A defining moment for non-financial disclosures
We have until midnight on 11 June to provide input into arguably one of the most important elements of the European Commission’s ‘European Green Deal’ – the review of the Non-Financial Reporting Directive (NFRD).
Some may disagree – and, fair enough, other areas like the new Climate Law are very important. However, the NFRD is the foundation on which sustainable investing sits in Europe! Long-term investors need relevant, comparable, consistent, and verifiable non-financial information across markets to price environmental, social, and governance (ESG) risks and opportunities accurately. Non-financial disclosures are the bedrock of the efficient and sustainable allocation of capital.
As well as being extremely valuable in their own right, they underpin other vital elements of the EU’s broader sustainable finance work, such as the EU Taxonomy and sustainability disclosures in the financial sector.
It is for these reasons that LGIM has not taken this topic on an issue-by-issue basis. Instead, we have prioritised transparency as a strategic long-term theme that guides our engagements with companies and policymakers globally.
Too often investors can focus on the end goal rather than thinking about how we get there, which is why this is the first in a series of pieces on how we remove obstacles to a sustainable financial system by improving transparency across the investment chain.
So, for our friends in Brussels, perhaps you might think about the below when considering how to strengthen the NFRD...
• The global economy. Companies and their supply chains span markets, as does the impact they either have on the society and the environment, and indeed vice versa (the Commission calls it the ‘double materiality’ concept). The same goes for investors: we need to take these global sustainability-related risks and opportunities into account and ensure the efficient allocation of capital. We therefore need to have access to relevant, comparable, consistent and verifiable non-financial disclosures globally, not just in Europe.
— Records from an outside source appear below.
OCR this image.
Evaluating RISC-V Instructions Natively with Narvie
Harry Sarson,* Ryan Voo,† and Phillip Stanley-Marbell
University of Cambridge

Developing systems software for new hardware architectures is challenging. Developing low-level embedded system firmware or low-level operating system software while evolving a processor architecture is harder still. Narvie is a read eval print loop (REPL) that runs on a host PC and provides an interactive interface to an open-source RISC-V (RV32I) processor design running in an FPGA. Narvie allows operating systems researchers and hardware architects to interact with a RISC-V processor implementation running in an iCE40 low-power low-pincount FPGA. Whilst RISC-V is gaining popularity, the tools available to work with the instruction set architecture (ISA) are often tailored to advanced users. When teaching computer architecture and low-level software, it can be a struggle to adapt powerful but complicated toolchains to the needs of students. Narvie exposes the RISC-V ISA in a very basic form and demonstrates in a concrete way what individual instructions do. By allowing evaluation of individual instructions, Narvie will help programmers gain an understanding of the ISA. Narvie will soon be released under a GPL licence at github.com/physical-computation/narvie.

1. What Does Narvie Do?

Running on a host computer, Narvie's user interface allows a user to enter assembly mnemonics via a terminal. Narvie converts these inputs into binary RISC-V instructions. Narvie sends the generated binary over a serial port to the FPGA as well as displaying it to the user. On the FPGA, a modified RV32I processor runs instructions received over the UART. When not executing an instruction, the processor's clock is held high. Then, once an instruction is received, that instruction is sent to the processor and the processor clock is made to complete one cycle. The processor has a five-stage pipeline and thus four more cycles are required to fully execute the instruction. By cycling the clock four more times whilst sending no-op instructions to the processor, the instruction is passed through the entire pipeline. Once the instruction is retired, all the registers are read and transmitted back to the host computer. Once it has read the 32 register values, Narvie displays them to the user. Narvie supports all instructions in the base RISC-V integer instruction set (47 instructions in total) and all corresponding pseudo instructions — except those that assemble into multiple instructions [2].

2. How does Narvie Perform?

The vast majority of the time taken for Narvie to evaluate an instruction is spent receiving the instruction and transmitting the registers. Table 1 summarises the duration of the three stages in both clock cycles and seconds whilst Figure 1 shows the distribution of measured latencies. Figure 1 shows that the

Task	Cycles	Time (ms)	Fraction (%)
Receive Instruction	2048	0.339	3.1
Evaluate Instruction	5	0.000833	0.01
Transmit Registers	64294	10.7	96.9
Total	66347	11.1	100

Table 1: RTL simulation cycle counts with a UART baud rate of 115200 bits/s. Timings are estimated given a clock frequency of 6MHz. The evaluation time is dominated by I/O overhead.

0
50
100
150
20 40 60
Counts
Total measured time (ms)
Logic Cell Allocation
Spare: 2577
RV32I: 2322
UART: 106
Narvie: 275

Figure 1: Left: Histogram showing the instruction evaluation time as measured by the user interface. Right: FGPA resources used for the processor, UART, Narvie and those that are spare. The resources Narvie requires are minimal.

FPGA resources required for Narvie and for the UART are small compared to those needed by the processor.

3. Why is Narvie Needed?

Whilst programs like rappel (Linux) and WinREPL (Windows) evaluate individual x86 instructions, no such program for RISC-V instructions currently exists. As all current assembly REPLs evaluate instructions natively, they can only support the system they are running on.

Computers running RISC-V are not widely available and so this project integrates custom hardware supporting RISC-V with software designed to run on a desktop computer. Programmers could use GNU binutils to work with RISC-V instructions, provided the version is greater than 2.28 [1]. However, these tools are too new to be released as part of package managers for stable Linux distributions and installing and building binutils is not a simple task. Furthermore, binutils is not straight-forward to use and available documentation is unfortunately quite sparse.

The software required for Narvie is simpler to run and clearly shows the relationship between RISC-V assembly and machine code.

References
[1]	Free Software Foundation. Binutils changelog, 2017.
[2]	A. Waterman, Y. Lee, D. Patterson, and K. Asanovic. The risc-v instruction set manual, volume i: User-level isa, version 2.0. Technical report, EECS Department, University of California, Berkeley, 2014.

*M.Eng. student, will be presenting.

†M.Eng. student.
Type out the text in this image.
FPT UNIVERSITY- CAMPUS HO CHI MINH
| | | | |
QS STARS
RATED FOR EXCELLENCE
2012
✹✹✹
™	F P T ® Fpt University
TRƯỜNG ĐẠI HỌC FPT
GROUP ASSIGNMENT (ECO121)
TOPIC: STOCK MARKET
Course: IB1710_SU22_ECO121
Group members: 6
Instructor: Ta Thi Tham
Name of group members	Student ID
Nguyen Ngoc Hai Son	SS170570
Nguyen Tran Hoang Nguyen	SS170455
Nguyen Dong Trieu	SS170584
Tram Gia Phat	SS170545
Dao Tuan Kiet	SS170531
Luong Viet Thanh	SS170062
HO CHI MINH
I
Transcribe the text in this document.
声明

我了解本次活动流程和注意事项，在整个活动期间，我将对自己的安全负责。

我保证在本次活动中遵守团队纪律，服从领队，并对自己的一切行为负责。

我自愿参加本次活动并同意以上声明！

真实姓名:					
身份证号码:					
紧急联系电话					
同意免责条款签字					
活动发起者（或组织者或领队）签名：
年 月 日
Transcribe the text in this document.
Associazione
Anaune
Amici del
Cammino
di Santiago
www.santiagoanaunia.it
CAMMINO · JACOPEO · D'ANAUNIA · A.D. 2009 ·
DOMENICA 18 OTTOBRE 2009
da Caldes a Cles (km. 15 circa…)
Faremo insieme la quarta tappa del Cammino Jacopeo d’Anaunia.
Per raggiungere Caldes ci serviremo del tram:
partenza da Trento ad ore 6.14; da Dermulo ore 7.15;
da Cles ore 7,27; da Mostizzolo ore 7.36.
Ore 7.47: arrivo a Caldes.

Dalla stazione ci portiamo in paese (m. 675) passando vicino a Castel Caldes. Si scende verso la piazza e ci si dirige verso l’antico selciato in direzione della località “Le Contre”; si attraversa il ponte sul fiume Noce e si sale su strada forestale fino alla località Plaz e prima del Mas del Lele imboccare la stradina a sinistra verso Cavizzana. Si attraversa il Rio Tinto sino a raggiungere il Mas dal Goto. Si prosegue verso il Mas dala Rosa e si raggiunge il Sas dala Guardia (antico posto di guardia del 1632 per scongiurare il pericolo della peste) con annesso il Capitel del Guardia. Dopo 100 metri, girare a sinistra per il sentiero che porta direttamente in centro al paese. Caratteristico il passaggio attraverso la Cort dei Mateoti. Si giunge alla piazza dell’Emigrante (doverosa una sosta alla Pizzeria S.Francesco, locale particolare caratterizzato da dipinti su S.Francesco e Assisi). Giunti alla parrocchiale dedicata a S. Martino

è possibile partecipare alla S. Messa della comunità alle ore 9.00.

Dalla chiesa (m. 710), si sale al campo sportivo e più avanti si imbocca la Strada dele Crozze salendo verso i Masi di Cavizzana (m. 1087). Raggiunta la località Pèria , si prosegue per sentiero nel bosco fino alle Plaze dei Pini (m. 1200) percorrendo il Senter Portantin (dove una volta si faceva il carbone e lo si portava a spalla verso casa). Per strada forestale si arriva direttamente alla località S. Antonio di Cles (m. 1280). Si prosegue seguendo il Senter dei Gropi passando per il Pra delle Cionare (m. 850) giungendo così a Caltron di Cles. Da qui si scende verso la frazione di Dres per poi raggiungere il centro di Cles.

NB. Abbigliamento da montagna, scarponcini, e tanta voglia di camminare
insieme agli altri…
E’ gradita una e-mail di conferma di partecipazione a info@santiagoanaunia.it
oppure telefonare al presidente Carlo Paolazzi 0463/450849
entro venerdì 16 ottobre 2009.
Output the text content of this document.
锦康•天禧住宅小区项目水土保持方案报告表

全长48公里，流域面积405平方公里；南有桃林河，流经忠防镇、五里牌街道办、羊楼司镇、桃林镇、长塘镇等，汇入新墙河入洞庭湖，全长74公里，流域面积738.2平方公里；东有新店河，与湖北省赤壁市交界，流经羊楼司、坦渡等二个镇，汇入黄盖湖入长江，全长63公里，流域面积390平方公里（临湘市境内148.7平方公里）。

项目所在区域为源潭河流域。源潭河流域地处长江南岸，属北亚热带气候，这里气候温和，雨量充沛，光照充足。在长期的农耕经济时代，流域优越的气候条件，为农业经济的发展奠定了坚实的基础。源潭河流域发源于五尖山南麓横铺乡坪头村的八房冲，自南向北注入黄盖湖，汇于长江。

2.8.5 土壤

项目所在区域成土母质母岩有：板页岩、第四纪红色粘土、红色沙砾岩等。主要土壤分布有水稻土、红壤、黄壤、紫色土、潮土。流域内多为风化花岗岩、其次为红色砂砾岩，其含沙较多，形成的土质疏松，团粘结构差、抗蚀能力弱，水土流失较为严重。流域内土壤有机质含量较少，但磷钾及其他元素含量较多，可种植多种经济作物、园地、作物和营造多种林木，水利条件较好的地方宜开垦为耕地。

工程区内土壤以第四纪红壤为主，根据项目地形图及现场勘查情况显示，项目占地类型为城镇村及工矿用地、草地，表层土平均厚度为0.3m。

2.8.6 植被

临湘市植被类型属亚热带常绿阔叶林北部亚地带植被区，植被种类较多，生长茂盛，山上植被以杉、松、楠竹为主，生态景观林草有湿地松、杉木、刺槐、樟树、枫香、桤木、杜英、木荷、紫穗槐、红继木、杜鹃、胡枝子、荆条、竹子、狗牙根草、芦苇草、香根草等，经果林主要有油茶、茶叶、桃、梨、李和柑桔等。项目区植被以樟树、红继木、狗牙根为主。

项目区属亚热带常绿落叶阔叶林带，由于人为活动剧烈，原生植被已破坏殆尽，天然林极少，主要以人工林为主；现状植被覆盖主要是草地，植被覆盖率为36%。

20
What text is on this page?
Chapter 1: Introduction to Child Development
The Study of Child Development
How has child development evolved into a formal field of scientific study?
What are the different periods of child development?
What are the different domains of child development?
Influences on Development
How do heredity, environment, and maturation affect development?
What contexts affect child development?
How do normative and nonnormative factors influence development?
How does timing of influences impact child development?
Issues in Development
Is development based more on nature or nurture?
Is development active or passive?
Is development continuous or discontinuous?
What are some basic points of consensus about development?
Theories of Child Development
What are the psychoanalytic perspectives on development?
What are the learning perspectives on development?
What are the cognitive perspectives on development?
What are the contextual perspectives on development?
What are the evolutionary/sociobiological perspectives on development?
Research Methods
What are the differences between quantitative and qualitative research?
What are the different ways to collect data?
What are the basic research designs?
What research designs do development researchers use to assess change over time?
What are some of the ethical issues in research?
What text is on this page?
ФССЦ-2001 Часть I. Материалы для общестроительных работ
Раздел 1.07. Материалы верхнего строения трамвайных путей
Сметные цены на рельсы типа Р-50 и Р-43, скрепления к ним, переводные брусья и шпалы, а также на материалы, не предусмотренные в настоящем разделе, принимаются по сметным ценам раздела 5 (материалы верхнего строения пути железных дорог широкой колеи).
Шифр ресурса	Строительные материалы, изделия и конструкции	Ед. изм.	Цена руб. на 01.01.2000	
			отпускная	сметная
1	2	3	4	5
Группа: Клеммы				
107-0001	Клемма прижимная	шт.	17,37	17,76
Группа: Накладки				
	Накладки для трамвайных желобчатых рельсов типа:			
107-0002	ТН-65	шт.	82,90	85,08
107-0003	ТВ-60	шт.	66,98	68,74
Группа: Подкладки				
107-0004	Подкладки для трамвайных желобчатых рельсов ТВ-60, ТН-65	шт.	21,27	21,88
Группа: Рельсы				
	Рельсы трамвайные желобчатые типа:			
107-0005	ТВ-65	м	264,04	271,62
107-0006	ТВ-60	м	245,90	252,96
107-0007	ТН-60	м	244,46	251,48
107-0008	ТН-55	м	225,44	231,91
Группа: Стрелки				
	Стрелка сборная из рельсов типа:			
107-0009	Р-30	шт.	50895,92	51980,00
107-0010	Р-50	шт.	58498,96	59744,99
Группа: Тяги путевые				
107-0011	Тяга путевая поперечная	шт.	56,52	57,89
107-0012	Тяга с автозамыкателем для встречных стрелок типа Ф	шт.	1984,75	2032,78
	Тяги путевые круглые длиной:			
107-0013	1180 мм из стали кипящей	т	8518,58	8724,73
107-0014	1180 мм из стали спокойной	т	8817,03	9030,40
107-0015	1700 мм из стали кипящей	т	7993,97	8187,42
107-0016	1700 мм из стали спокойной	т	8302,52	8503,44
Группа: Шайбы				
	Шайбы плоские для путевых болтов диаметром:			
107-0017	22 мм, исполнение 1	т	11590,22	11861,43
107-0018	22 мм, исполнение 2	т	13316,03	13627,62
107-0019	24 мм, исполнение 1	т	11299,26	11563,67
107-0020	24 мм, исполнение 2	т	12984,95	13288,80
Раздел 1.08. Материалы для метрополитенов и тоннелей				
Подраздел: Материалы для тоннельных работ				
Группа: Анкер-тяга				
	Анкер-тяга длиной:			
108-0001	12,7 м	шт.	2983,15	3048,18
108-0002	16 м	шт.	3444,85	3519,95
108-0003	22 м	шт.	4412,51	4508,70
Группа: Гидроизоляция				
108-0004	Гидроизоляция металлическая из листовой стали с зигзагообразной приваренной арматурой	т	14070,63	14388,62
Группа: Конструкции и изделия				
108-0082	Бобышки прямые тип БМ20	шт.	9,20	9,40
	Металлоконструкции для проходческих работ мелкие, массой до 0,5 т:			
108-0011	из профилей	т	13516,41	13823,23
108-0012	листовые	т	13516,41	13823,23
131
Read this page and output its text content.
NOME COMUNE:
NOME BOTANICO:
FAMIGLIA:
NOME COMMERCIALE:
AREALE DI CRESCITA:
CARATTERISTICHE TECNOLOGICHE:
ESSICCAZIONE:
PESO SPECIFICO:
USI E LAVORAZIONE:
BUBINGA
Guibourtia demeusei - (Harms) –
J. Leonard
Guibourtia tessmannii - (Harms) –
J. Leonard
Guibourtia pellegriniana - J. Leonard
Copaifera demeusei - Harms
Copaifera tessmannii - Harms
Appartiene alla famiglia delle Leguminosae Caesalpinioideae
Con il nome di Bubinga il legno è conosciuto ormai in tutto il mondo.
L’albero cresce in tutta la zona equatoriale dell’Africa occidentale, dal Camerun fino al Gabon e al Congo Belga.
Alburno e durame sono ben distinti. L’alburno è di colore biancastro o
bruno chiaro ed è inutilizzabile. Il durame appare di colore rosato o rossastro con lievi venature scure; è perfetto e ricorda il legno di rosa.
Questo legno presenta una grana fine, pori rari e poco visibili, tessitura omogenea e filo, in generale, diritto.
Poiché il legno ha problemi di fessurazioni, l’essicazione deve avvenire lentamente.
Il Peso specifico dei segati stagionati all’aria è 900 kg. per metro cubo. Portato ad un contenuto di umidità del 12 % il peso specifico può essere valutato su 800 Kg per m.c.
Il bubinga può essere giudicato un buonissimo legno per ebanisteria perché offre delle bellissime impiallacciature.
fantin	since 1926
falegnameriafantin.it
• International coordination. We need to be conscious of the risks that this regulatory proliferation poses to shaping a more sustainable global economy. With regulation moving at varying speeds – Europe taking an early lead, followed by Asia, whilst the US has been somewhat lagging behind (although all that could change if the latest advice by the SEC’s Investor Advisory Committee is heeded) – we could end up with a mismatch and complex regulatory environment that adds unnecessary burdens on issuers. We need international coordination in this space, perhaps with guidance from the Organisation for Economic Co-operation and Development, with the Commission seizing the opportunity to harmonise the NFRD with other jurisdictions. And if the Commission decides to create a new European standards body, then careful consideration should be taken as to how this fits in the international architecture.
• Standardisation of ESG information. One way in which we encourage the Commission to achieve this efficiently is by building on existing disclosure standards, such as the Sustainable Accounting Standards Board (SASB) and the Global Reporting Initiative (GRI). Both are well established and used widely, not just in the EU but across markets. We believe these two complementary frameworks together cover the ‘double materiality’ concept:
-- SASB by encouraging disclosure of material ESG factors where they are ‘reasonably likely to affect the financial condition or operating performance of a company’. This framework adopts a financial and sector approach to the definition of materiality.
-- GRI by encouraging disclosure by companies of their impact on critical sustainability issues such as climate change, human rights, governance and social well-being. This framework adopts a stakeholder approach to the definition of materiality.
• Reporting. Requiring financial and non-financial information to be combined in one single report will not be enough. For a real integration of ESG considerations within corporate strategies, the Commission should mandate that companies align with the recommendations of the ‘Integrated Reporting’ Framework. This calls for ESG information and data to be presented in an integrated manner within annual reports, so companies can demonstrate the link between ESG and their financial and strategic information.
• Scope and alignment. We can’t justifiably say private firms or small and medium-sized enterprises should still be exempt. The Commission also needs to consider how the NFRD aligns with disclosure regulations in the financial sector so there is no disconnect.
• Ticking boxes. We cannot allow this to be a box-ticking exercise; companies must explain how they have defined what is material to them and what they have done.
• Assurance. We believe that non-financial information, given its financial materiality, should be audited to the same degree of rigour as traditional financial information. This is essential to ensuring that companies’ non-financial disclosures are verified and therefore reliable for investment decisions.
• Other frameworks. The Commission needs to take into account other disclosure frameworks that are more limited in scope, particularly on climate change. This means explicitly mandating the use of Taskforce on Climate related Financial Disclosures and the Climate Disclosure Standards Board.
In essence, we need a global regulatory environment that will mandate the disclosure of relevant, consistent, comparable and verifiable non-financial information across markets. Policymakers need to give investors the tools to access non-financial information in a way that can more efficiently integrate them within investment decisions and lead the allocation of capital towards more sustainable companies.
This isn’t the Sermon on the Mount, but the Commission has a real opportunity to lay some solid foundations for sustainable investment.